Severus spun around, surprised. A short, plump boy was standing by a row of brightly pink lockers, looking embarrassed and confused. A bit down the corridor another boy waited; a skinny, tall fellow with brown hair.
“What?” It came out a lot more hostile than Severus had intended it, and he flinched a bit at the sound of his own voice. What was his bloody damage? Was he somehow destined to scare people away?
The short boy also flinched and blushed. “I… uh, that is we… that is, me and my friends… we thought that maybe… well, perhaps, if you wanted to… you could come and hang with us after school? Seeing as you’re new and all, I mean.” As Severus didn’t answer his blush deepened and he began to back away. “I mean, if you don’t want to come then that’s cool with us, I just thought… I’d… ask…”
“I…” Severus blurted out, mostly to stop the guy from leaving before he’d even managed to articulate some kind of an answer. There really seemed to be no reason why not, he concluded. It was, of course, going to be a complete and utter failure, and they’d realise soon enough that he was absolutely unsuitable as friend material, but not even trying was pathetic even by his standards. He sighed. “Fine then. I suppose I’ll come.”
The boy’s face showed such a huge amount of relief that it was almost comical. “Oh. Great! You… Your name is Severus, right?”
“Yes.” There was an awkward silence before Severus remembered that he should be saying something. “And you are?”
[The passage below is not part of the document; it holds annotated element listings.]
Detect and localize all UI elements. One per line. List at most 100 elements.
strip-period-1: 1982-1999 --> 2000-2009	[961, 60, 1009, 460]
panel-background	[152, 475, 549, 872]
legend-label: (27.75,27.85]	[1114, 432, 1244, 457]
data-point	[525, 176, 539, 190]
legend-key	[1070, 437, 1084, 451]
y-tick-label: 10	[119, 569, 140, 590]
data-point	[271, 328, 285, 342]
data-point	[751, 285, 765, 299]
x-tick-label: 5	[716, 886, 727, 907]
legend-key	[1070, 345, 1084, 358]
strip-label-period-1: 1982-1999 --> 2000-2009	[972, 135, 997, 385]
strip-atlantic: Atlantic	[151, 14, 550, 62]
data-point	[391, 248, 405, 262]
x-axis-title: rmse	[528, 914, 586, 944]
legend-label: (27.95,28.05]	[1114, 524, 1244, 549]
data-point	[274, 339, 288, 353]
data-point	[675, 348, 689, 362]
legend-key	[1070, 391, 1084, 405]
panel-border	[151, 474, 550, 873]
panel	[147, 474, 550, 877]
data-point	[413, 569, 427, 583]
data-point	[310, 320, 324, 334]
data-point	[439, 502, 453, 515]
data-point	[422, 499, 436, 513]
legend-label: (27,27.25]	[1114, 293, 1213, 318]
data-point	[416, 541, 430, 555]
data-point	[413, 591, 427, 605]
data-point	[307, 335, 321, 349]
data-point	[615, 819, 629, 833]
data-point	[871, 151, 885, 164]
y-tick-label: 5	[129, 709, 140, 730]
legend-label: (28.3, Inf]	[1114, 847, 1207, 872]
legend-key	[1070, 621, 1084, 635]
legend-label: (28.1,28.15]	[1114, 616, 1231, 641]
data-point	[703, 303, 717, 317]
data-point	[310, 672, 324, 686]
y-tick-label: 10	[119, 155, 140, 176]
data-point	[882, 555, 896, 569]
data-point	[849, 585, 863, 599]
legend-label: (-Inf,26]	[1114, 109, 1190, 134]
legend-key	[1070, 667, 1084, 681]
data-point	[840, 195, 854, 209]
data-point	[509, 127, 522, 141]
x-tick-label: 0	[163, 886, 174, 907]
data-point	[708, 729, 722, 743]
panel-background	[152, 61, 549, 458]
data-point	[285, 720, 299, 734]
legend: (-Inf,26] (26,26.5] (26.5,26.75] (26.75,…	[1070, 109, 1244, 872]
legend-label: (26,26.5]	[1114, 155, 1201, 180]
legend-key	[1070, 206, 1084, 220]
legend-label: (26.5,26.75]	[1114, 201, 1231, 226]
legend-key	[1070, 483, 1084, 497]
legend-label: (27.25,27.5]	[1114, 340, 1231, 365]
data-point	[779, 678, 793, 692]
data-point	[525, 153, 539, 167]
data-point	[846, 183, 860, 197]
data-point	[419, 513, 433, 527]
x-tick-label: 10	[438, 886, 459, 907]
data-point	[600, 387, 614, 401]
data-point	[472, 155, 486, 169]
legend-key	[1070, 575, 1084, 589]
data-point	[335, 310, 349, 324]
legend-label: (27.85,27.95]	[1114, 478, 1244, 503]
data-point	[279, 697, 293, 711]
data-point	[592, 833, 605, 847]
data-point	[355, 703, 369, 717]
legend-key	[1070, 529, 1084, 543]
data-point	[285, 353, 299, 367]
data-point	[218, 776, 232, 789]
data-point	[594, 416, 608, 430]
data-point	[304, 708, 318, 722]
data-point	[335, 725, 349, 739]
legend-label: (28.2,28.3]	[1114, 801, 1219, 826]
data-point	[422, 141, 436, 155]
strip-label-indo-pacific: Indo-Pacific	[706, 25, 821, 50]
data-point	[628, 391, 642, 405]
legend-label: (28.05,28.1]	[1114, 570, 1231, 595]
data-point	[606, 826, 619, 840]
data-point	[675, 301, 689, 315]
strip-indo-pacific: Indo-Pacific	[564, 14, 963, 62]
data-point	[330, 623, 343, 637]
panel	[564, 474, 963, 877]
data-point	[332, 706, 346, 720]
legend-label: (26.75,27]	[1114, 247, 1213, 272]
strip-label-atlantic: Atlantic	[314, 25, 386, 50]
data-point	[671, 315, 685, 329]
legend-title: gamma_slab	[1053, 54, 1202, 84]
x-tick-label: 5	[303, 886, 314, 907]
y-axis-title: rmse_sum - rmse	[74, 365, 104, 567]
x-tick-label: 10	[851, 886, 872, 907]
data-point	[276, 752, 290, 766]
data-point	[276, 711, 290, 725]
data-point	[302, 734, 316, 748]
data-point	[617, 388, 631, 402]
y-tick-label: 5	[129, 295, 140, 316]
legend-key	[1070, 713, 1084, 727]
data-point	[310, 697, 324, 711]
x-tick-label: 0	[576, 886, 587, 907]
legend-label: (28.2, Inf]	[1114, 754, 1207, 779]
“Peter. Peter Pettigrew. Uh, you should probably speak to Mr Slughorn. He’s still in there.” He indicated at the classroom door. “Then we have class one floor down, 208. Uhm… see you then, I suppose.” He waved awkwardly and then fled down the corridor with his friend. And Severus was left to ponder the depressing fact that he was already screwing up everything that he possibly could, before steeling himself and knocking on the classroom door.
This new school was clearly going to be hell.